Simulated Rigid-Body Docking Of Antitoxins To Botulinum Toxin (2003) – J. Warfel, T. Minh, S. R. Herron, K. A. Kantardjieff; 38th ACS Western Regional Meeting Abstracts 2003: 193
Botulinum neurotoxin, produced by Clostridium botulinum, is responsible for the condition referred to as Botulism.
The condition results in flaccid paralysis and is most often life-threatening. There is a growing concern that in
aerosolized form it will be used as a bio-warfare agent, and it is listed by the Centers for Disease Control as one of
six high-priority agents. Within the botulinum toxin family, there are seven serotypes, A-G, which are found in
geographically distinct regions of the United States. Three-dimensional crystallographic structures for serotypes A
and B reveal conserved and non conserved regions that determine substrate specificity and receptor binding.
Typically, a penta- or heptavalent toxoid is given as treatment for exposure to toxin, but this can result in serum
sickness, anaphylaxis and urticaria. These side effects have led to the development of humoral and murine immune
response libraries to toxin serotype A. The 38 different antibodies (scFvs) have been modeled using MODELLER,
and toxins C-G have been modeled using JACKAL (see poster by Minh et al.) We have performed preliminary
rigid-body docking of validated model antibodies to the 3D structure of toxin serotype A using ICM-Docking, which
can predict binding geometry based on global energy optimization. Reasonable rigid-body dockings, consistent with
experimental binding data, have been selected for explicit global optimization of the surface side-chains. The
generated solutions will be used in structure-guided design of antibodies for identification and
inactivation/neutralization of toxin serotypes in the event of a biological attack.

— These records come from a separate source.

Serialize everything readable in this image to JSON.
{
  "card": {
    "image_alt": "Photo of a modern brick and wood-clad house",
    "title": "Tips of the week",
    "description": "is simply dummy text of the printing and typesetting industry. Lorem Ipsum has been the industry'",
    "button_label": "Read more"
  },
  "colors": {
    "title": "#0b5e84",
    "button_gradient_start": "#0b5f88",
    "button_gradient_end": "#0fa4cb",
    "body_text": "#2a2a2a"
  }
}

Towards Statistical Testing of Protein Crystallization Parameters (2002) –A. Kataoka, E. Salinas, T. Minh, S. R. Herron, K. A. Kantardjieff, B. Segelke, and B. Rupp; Biophys. J. (Annual Meeting Abstracts) 2002 : 167a, San Francisco, CA
There are currently no a-priori predictive methods to guide the selection of conditions for crystallization of
proteins. In the absence of predictive methods and with no possibility for comprehensive screening due to
the multidimensional nature of crystallization space, efficient search routines are critical for successful
crystallization. Provided that efficient sampling is also statistically valid (such as random sampling
implemented in CRYSTOOL), correlations between protein properties and the crystallization conditions
can be established. The overall success rate of crystallization can then be optimized by more frequent
sampling of conditions shown to have a statistically significant higher likelihood for success.

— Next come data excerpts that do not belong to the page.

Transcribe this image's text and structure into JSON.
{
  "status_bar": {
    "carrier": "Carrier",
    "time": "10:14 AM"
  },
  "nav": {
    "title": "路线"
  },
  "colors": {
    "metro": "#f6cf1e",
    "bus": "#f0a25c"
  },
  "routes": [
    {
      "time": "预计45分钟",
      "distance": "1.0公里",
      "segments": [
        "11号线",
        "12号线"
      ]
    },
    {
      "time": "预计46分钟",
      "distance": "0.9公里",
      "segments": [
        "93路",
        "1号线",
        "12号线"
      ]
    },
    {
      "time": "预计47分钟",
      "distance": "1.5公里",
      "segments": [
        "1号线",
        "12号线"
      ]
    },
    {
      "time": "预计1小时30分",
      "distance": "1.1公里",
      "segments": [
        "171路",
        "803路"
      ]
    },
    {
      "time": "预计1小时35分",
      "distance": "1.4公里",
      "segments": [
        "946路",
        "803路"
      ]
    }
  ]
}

Undergraduate and high school research students have begun to build a database from the sub-optimal
Biological Macromolecule Crystallization Database and the NASA Protein Crystal Growth Archive
containing information about crystallization, space group, sequences, tags, pI of the macromolecule, pH of
crystallization and other possible factors, and to search the data for correlations to crystallization success.

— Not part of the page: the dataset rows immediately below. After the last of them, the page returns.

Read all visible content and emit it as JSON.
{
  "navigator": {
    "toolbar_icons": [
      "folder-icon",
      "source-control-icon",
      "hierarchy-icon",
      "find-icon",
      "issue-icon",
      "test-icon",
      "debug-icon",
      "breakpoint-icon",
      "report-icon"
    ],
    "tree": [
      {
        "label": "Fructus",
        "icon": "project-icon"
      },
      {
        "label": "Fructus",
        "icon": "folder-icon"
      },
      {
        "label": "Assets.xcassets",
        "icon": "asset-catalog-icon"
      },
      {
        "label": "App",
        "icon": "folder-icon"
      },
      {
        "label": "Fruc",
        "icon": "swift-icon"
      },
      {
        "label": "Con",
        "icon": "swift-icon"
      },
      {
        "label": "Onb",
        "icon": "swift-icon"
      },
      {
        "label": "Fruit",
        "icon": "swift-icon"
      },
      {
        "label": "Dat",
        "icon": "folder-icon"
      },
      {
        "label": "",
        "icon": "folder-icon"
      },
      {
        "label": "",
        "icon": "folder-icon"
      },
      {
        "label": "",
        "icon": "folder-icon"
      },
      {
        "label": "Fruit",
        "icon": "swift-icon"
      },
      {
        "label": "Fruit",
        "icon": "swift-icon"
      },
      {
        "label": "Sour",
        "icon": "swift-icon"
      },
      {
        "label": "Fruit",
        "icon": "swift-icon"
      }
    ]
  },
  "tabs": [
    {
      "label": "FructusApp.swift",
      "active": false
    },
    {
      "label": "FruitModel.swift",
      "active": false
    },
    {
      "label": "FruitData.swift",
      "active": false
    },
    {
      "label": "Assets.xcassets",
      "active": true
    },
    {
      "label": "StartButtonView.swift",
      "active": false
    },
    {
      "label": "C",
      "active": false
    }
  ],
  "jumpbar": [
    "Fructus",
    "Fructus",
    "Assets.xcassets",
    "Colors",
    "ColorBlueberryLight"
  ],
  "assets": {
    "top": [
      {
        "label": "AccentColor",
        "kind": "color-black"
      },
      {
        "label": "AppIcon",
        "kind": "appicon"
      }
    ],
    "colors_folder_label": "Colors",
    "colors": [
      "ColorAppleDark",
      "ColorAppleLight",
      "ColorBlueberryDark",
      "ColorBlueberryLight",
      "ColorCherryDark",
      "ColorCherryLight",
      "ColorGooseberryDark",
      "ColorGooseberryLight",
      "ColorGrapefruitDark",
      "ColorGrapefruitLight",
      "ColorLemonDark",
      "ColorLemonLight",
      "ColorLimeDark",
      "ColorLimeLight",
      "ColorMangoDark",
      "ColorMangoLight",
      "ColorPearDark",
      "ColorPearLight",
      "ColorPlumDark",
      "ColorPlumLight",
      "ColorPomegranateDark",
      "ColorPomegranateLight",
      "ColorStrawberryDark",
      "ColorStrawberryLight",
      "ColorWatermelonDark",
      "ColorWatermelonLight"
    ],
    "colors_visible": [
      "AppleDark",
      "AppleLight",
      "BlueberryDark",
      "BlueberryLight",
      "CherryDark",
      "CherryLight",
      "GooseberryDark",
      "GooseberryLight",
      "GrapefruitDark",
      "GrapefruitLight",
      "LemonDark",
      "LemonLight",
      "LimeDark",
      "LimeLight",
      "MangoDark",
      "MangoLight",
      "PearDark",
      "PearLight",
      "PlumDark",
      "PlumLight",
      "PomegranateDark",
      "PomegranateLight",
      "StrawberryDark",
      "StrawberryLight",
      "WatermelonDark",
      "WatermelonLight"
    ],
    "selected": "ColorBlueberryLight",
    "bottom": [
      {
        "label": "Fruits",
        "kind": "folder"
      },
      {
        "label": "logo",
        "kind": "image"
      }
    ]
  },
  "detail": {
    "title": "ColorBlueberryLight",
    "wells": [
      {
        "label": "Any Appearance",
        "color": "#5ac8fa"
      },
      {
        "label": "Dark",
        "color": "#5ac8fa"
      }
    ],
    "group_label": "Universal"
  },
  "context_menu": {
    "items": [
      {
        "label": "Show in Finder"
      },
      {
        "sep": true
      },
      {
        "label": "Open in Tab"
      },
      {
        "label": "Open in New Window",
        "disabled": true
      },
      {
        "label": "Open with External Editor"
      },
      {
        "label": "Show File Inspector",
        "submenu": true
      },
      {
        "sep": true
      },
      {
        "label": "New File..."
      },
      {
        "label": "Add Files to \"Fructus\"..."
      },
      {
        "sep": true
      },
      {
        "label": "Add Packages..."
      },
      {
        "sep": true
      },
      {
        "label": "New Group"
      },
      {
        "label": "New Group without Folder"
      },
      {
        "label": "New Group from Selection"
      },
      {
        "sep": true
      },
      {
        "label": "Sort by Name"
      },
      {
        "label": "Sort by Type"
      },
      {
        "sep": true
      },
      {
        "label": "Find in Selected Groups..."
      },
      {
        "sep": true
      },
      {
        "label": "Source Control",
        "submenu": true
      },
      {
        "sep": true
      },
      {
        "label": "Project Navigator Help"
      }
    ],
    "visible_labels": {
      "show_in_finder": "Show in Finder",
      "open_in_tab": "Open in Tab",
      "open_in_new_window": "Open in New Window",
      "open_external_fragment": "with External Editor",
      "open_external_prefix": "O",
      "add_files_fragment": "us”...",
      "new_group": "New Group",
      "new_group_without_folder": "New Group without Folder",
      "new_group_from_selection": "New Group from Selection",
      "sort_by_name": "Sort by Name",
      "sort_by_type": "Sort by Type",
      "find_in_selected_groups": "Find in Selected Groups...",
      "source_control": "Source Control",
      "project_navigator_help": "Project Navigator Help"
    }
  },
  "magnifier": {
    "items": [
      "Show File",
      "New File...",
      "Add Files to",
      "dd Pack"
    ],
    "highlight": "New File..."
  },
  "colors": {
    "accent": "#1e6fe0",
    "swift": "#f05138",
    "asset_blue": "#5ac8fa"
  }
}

Analysis to date suggests that the correlation between pI and pH of successful crystallization is not zero,
and the correspondence is statistically significant using the 0.1 standard. K-mean cluster analysis suggests
that the data can be divided into two subsets, with pIs above and below 7. Correspondence between pI and
pH is somewhat stronger for the first group, but neither correspondence is statistically significant. We also
find that, in correlation with prevailing practice in protein purification, proteins crystallized with His-tags
are predominantly N-terminally tagged. N-terminal tags were visible in electron density in 41 % of cases,
whereas only 13% of C-terminal tags were visible in electron density.